A better approach – one that upholds the First Amendment principle of “no establishment” – would be for administrators to stop funding all student-initiated extracurricular clubs. Use school funds only for curriculum-related clubs and let other clubs support themselves.
Bible courses are even more contentious than Bible clubs. Over the past decade, some evangelical groups have vigorously pushed for Bible electives in public schools across the country. There’s nothing unconstitutional about a Bible elective – as long as it’s objective, academic and includes a variety of perspectives. But here’s the issue: Many advocates of Bible courses want only their interpretation of the Bible taught. And that is unconstitutional.
The 24 students taking the Bible course at Moorpark High School got caught in the crossfire of the debate over how to teach “Bible history” in a public school. The course may have been fine (I haven’t seen it), but it was put into the curriculum without the public review and school board approval required of all new courses.

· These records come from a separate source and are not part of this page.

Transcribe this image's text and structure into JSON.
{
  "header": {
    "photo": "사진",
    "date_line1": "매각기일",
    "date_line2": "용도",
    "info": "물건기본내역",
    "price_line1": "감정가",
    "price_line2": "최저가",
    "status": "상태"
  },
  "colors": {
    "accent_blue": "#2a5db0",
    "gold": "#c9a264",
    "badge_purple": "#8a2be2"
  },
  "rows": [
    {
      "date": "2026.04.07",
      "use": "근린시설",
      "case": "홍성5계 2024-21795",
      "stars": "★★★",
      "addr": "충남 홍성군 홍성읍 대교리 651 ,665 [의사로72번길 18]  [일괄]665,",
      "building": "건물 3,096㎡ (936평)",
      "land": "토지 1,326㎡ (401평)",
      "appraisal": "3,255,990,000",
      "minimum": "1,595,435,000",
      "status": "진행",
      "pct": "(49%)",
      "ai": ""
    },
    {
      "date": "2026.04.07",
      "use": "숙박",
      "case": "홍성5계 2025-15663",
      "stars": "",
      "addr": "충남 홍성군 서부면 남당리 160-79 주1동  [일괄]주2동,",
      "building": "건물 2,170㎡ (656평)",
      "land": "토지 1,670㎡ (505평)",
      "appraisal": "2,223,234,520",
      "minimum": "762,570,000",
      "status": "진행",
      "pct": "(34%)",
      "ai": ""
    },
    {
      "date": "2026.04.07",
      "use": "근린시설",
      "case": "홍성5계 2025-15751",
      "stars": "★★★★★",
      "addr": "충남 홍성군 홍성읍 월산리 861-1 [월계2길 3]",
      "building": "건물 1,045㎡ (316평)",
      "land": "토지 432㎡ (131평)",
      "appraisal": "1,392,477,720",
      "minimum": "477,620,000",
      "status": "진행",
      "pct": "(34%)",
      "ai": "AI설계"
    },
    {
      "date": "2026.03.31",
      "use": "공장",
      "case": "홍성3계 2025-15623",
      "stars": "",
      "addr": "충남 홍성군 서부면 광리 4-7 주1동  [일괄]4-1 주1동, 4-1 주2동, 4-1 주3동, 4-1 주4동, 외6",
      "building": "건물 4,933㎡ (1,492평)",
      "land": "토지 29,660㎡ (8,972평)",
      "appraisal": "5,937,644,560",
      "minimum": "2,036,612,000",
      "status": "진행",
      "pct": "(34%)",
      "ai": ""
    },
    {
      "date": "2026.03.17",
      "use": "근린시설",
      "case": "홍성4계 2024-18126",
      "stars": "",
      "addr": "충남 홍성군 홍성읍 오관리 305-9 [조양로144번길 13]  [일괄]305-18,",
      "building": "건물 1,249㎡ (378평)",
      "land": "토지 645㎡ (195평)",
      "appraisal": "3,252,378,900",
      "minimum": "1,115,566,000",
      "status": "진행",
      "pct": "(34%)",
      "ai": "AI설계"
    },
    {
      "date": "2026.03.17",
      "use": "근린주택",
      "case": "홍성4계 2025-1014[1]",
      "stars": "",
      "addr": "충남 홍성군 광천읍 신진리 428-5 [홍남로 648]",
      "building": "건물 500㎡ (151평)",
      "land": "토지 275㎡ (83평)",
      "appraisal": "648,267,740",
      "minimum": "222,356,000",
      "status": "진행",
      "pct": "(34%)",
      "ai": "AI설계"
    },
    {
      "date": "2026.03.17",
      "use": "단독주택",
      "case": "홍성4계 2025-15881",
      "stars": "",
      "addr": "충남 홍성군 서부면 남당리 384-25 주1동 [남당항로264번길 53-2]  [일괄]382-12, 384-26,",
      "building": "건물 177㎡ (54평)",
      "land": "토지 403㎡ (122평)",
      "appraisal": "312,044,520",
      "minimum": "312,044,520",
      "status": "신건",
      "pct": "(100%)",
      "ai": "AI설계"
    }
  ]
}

News reports suggest that the school district was wise to pull the course for further review. One student told the Ventura County Star: “Every five seconds the teacher was telling us the Bible would be used as a textbook, just like a history book would be used.” But that’s precisely the problem. The Bible is Scripture – sacred history for millions of Jews and Christians – but it can’t be treated like a history textbook in a public school.
Sorting out what is historical in the Bible is complicated and potentially controversial. Such a course would need to include non-biblical sources from a variety of scholarly perspectives. Unless schools carefully design the course (and find someone qualified to teach it), they’ll face endless legal challenges.
As the folks in Moorpark and Spanaway can now attest, anything having to do with “Bible and public schools” is bound to start a fight. That’s why the First Amendment Center keeps reprinting by the thousands copies of the pamphlet The Bible and Public Schools – consensus guidelines supported by a broad range of 18 religious and educational groups from the Christian Legal Society to People for the American Way.
Of course, guidelines alone, no matter how widely endorsed, aren’t likely to end the Bible wars anytime soon. Too many people are too deeply invested in keeping the fight alive. But a cease-fire that ends some of the confusion and conflict about the role of the Bible in schools would be good for public education – and for our nation.